Stem Cell and Regenerative Therapies
- Objective: Replace damaged muscle fibers or introduce dystrophin-expressing cells.
- Approaches:
- Mesenchymal stem cells (MSCs): Anti-inflammatory properties.
- Induced pluripotent stem cells (iPSCs): Potential for patient-specific therapies.
- Challenges:
- Immune rejection.
- Delivery to affected muscles.
- Limited engraftment success.
Supportive Molecular Approaches
- Gene Regulation:
- Targeting pathways to reduce inflammation and fibrosis (e.g., NF-κB inhibitors).
- Small Molecules:
- Cathepsin inhibitors to slow muscle degeneration.
- Tamoxifen to modulate estrogen receptor signaling and reduce fibrosis.

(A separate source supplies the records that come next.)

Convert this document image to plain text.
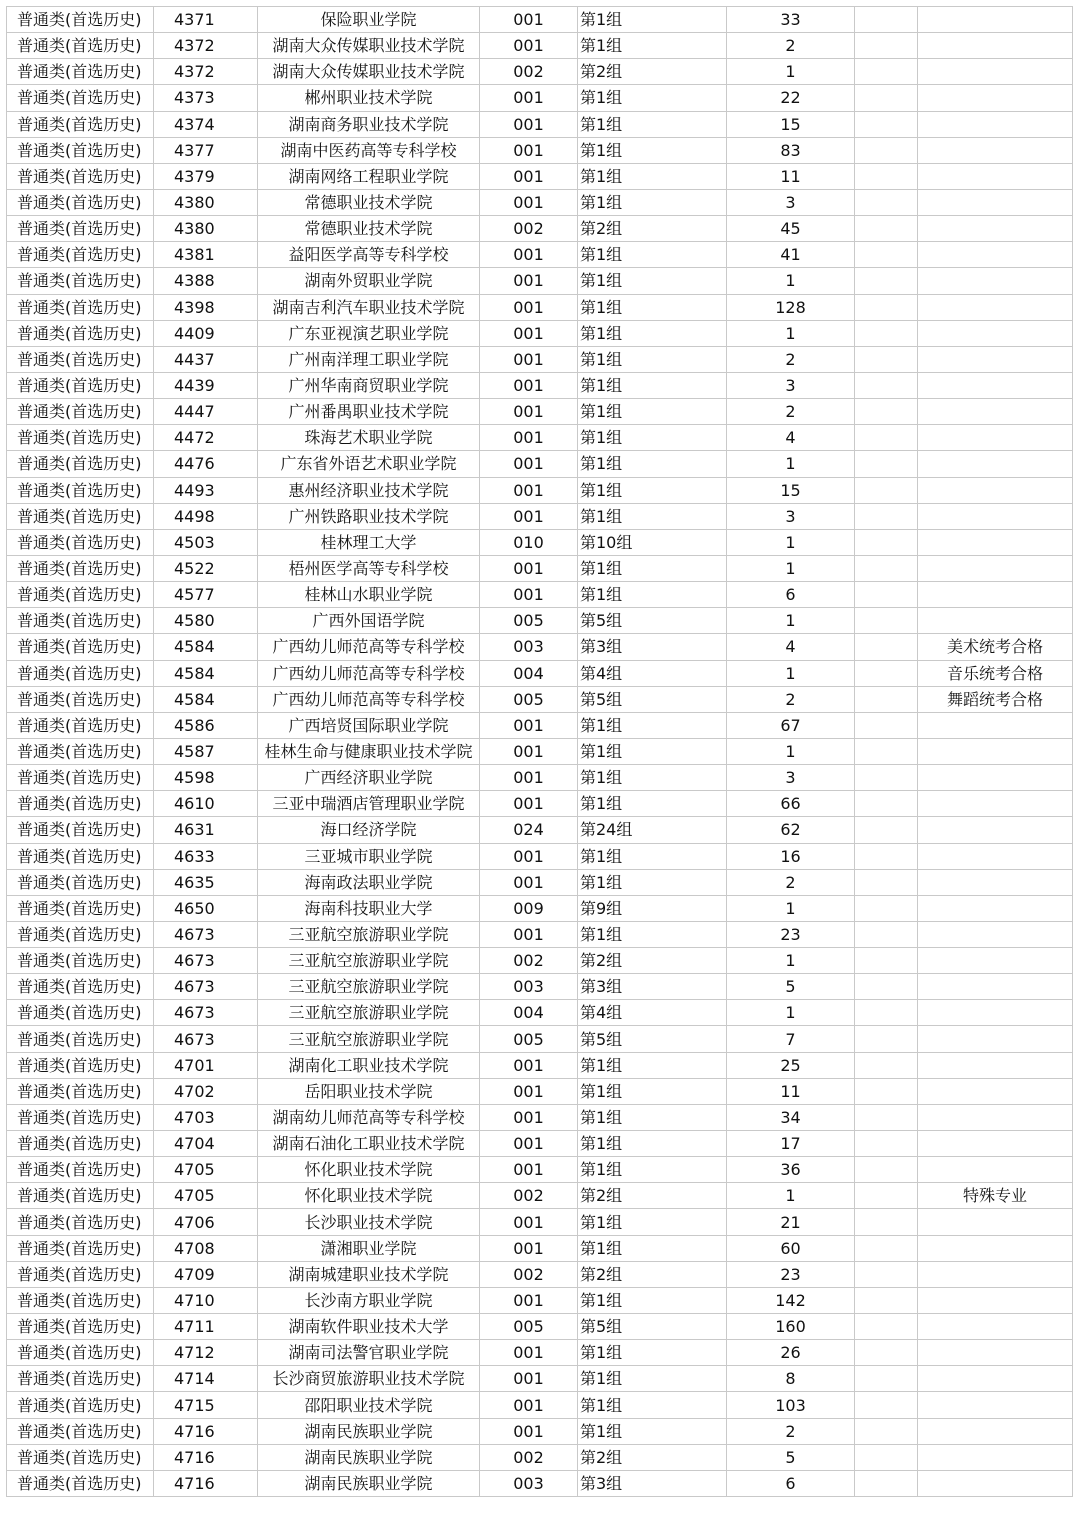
普通类(首选历史)	4371	保险职业学院	001	第1组	33		
普通类(首选历史)	4372	湖南大众传媒职业技术学院	001	第1组	2		
普通类(首选历史)	4372	湖南大众传媒职业技术学院	002	第2组	1		
普通类(首选历史)	4373	郴州职业技术学院	001	第1组	22		
普通类(首选历史)	4374	湖南商务职业技术学院	001	第1组	15		
普通类(首选历史)	4377	湖南中医药高等专科学校	001	第1组	83		
普通类(首选历史)	4379	湖南网络工程职业学院	001	第1组	11		
普通类(首选历史)	4380	常德职业技术学院	001	第1组	3		
普通类(首选历史)	4380	常德职业技术学院	002	第2组	45		
普通类(首选历史)	4381	益阳医学高等专科学校	001	第1组	41		
普通类(首选历史)	4388	湖南外贸职业学院	001	第1组	1		
普通类(首选历史)	4398	湖南吉利汽车职业技术学院	001	第1组	128		
普通类(首选历史)	4409	广东亚视演艺职业学院	001	第1组	1		
普通类(首选历史)	4437	广州南洋理工职业学院	001	第1组	2		
普通类(首选历史)	4439	广州华南商贸职业学院	001	第1组	3		
普通类(首选历史)	4447	广州番禺职业技术学院	001	第1组	2		
普通类(首选历史)	4472	珠海艺术职业学院	001	第1组	4		
普通类(首选历史)	4476	广东省外语艺术职业学院	001	第1组	1		
普通类(首选历史)	4493	惠州经济职业技术学院	001	第1组	15		
普通类(首选历史)	4498	广州铁路职业技术学院	001	第1组	3		
普通类(首选历史)	4503	桂林理工大学	010	第10组	1		
普通类(首选历史)	4522	梧州医学高等专科学校	001	第1组	1		
普通类(首选历史)	4577	桂林山水职业学院	001	第1组	6		
普通类(首选历史)	4580	广西外国语学院	005	第5组	1		
普通类(首选历史)	4584	广西幼儿师范高等专科学校	003	第3组	4		美术统考合格
普通类(首选历史)	4584	广西幼儿师范高等专科学校	004	第4组	1		音乐统考合格
普通类(首选历史)	4584	广西幼儿师范高等专科学校	005	第5组	2		舞蹈统考合格
普通类(首选历史)	4586	广西培贤国际职业学院	001	第1组	67		
普通类(首选历史)	4587	桂林生命与健康职业技术学院	001	第1组	1		
普通类(首选历史)	4598	广西经济职业学院	001	第1组	3		
普通类(首选历史)	4610	三亚中瑞酒店管理职业学院	001	第1组	66		
普通类(首选历史)	4631	海口经济学院	024	第24组	62		
普通类(首选历史)	4633	三亚城市职业学院	001	第1组	16		
普通类(首选历史)	4635	海南政法职业学院	001	第1组	2		
普通类(首选历史)	4650	海南科技职业大学	009	第9组	1		
普通类(首选历史)	4673	三亚航空旅游职业学院	001	第1组	23		
普通类(首选历史)	4673	三亚航空旅游职业学院	002	第2组	1		
普通类(首选历史)	4673	三亚航空旅游职业学院	003	第3组	5		
普通类(首选历史)	4673	三亚航空旅游职业学院	004	第4组	1		
普通类(首选历史)	4673	三亚航空旅游职业学院	005	第5组	7		
普通类(首选历史)	4701	湖南化工职业技术学院	001	第1组	25		
普通类(首选历史)	4702	岳阳职业技术学院	001	第1组	11		
普通类(首选历史)	4703	湖南幼儿师范高等专科学校	001	第1组	34		
普通类(首选历史)	4704	湖南石油化工职业技术学院	001	第1组	17		
普通类(首选历史)	4705	怀化职业技术学院	001	第1组	36		
普通类(首选历史)	4705	怀化职业技术学院	002	第2组	1		特殊专业
普通类(首选历史)	4706	长沙职业技术学院	001	第1组	21		
普通类(首选历史)	4708	潇湘职业学院	001	第1组	60		
普通类(首选历史)	4709	湖南城建职业技术学院	002	第2组	23		
普通类(首选历史)	4710	长沙南方职业学院	001	第1组	142		
普通类(首选历史)	4711	湖南软件职业技术大学	005	第5组	160		
普通类(首选历史)	4712	湖南司法警官职业学院	001	第1组	26		
普通类(首选历史)	4714	长沙商贸旅游职业技术学院	001	第1组	8		
普通类(首选历史)	4715	邵阳职业技术学院	001	第1组	103		
普通类(首选历史)	4716	湖南民族职业学院	001	第1组	2		
普通类(首选历史)	4716	湖南民族职业学院	002	第2组	5		
普通类(首选历史)	4716	湖南民族职业学院	003	第3组	6		
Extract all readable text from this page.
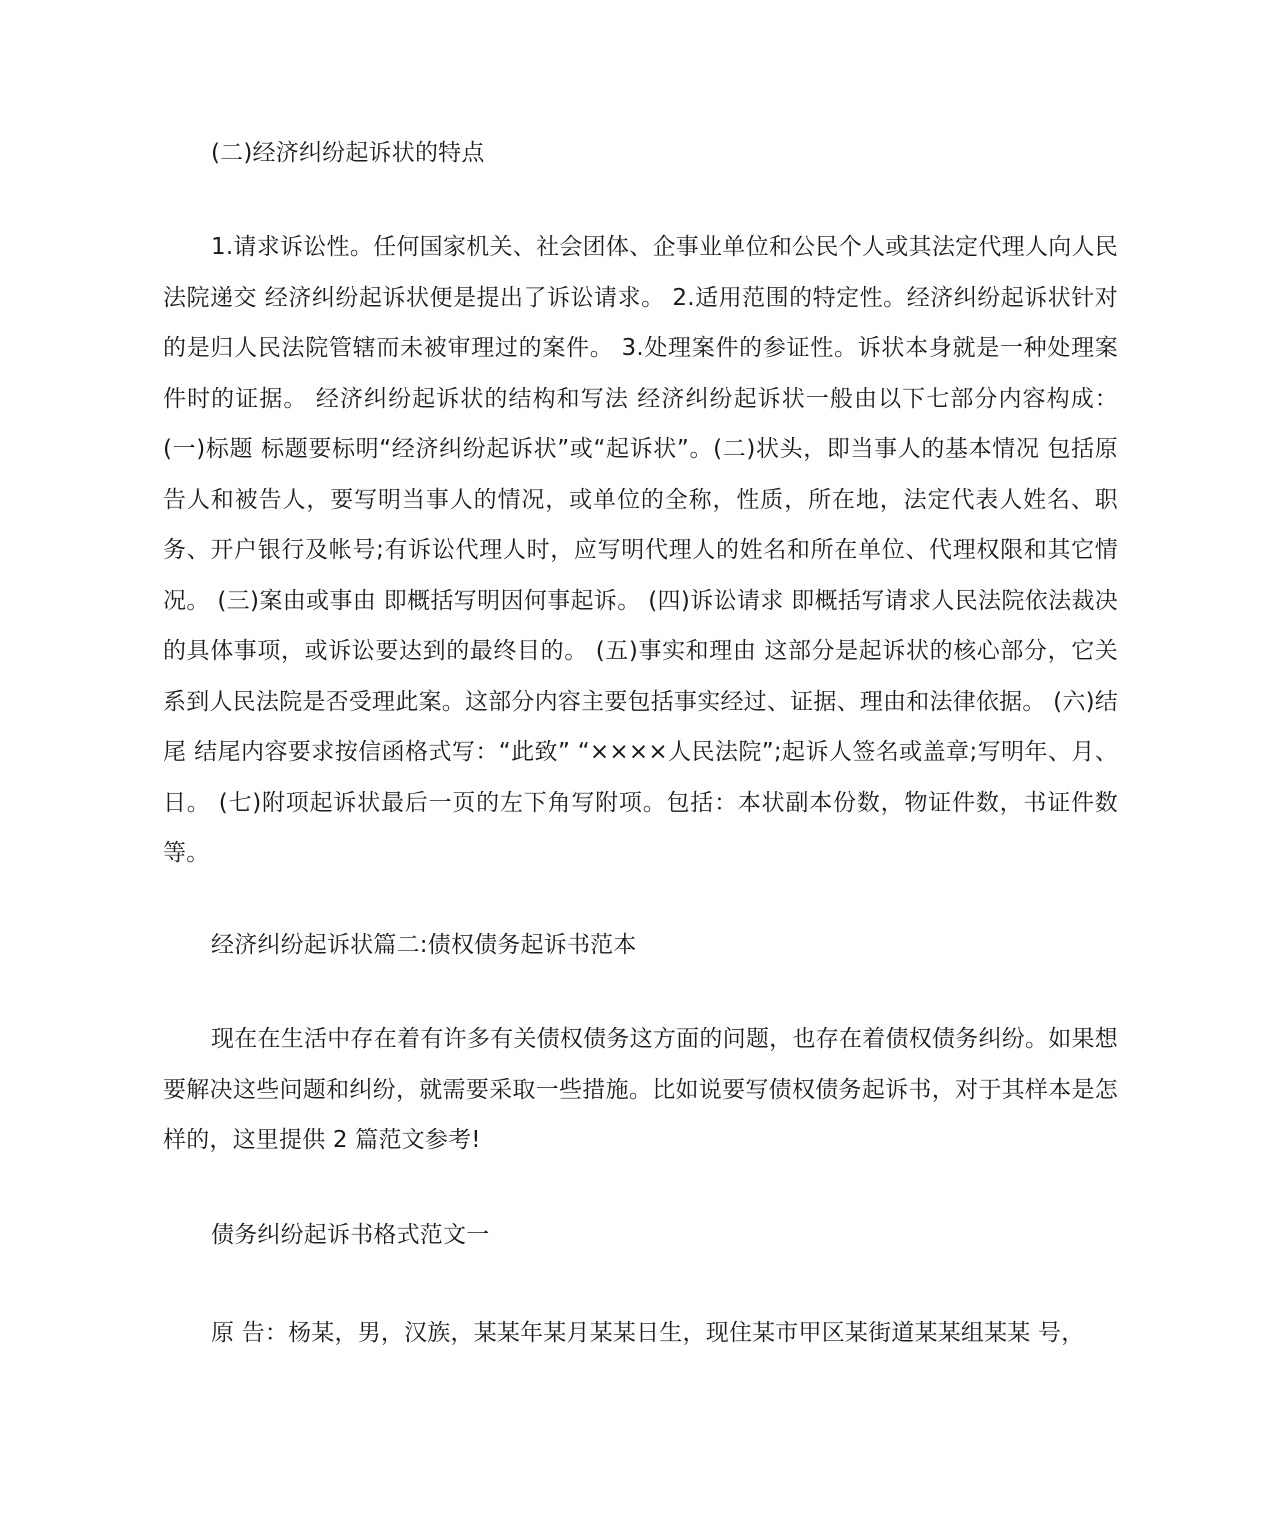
(二)经济纠纷起诉状的特点

1.请求诉讼性。任何国家机关、社会团体、企事业单位和公民个人或其法定代理人向人民法院递交 经济纠纷起诉状便是提出了诉讼请求。 2.适用范围的特定性。经济纠纷起诉状针对的是归人民法院管辖而未被审理过的案件。 3.处理案件的参证性。诉状本身就是一种处理案件时的证据。 经济纠纷起诉状的结构和写法 经济纠纷起诉状一般由以下七部分内容构成：(一)标题 标题要标明“经济纠纷起诉状”或“起诉状”。(二)状头，即当事人的基本情况 包括原告人和被告人，要写明当事人的情况，或单位的全称，性质，所在地，法定代表人姓名、职务、开户银行及帐号;有诉讼代理人时，应写明代理人的姓名和所在单位、代理权限和其它情况。 (三)案由或事由 即概括写明因何事起诉。 (四)诉讼请求 即概括写请求人民法院依法裁决的具体事项，或诉讼要达到的最终目的。 (五)事实和理由 这部分是起诉状的核心部分，它关系到人民法院是否受理此案。这部分内容主要包括事实经过、证据、理由和法律依据。 (六)结尾 结尾内容要求按信函格式写：“此致” “××××人民法院”;起诉人签名或盖章;写明年、月、日。 (七)附项起诉状最后一页的左下角写附项。包括：本状副本份数，物证件数，书证件数等。

经济纠纷起诉状篇二:债权债务起诉书范本

现在在生活中存在着有许多有关债权债务这方面的问题，也存在着债权债务纠纷。如果想要解决这些问题和纠纷，就需要采取一些措施。比如说要写债权债务起诉书，对于其样本是怎样的，这里提供 2 篇范文参考!

债务纠纷起诉书格式范文一

原 告：杨某，男，汉族，某某年某月某某日生，现住某市甲区某街道某某组某某 号，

Challenges and Future Directions
- Challenges:
- Immune response to therapies.
- Variable efficacy across mutation subtypes.
- High costs and accessibility issues.
- Future Directions:
- Combination therapies to address multiple aspects of disease pathology.
- Development of universal delivery vectors for gene therapy.
- Improved biomarkers for therapy monitoring and patient stratification.
- Greater focus on early-stage interventions to prevent disease progression.
References
Arzimanoglou, A., O'Hare, A., Johnston, M., & Ouvrier, R. (Eds.). (2018). Aicardi's Diseases of the Nervous System in Childhood (4th ed.). Mac Keith Press.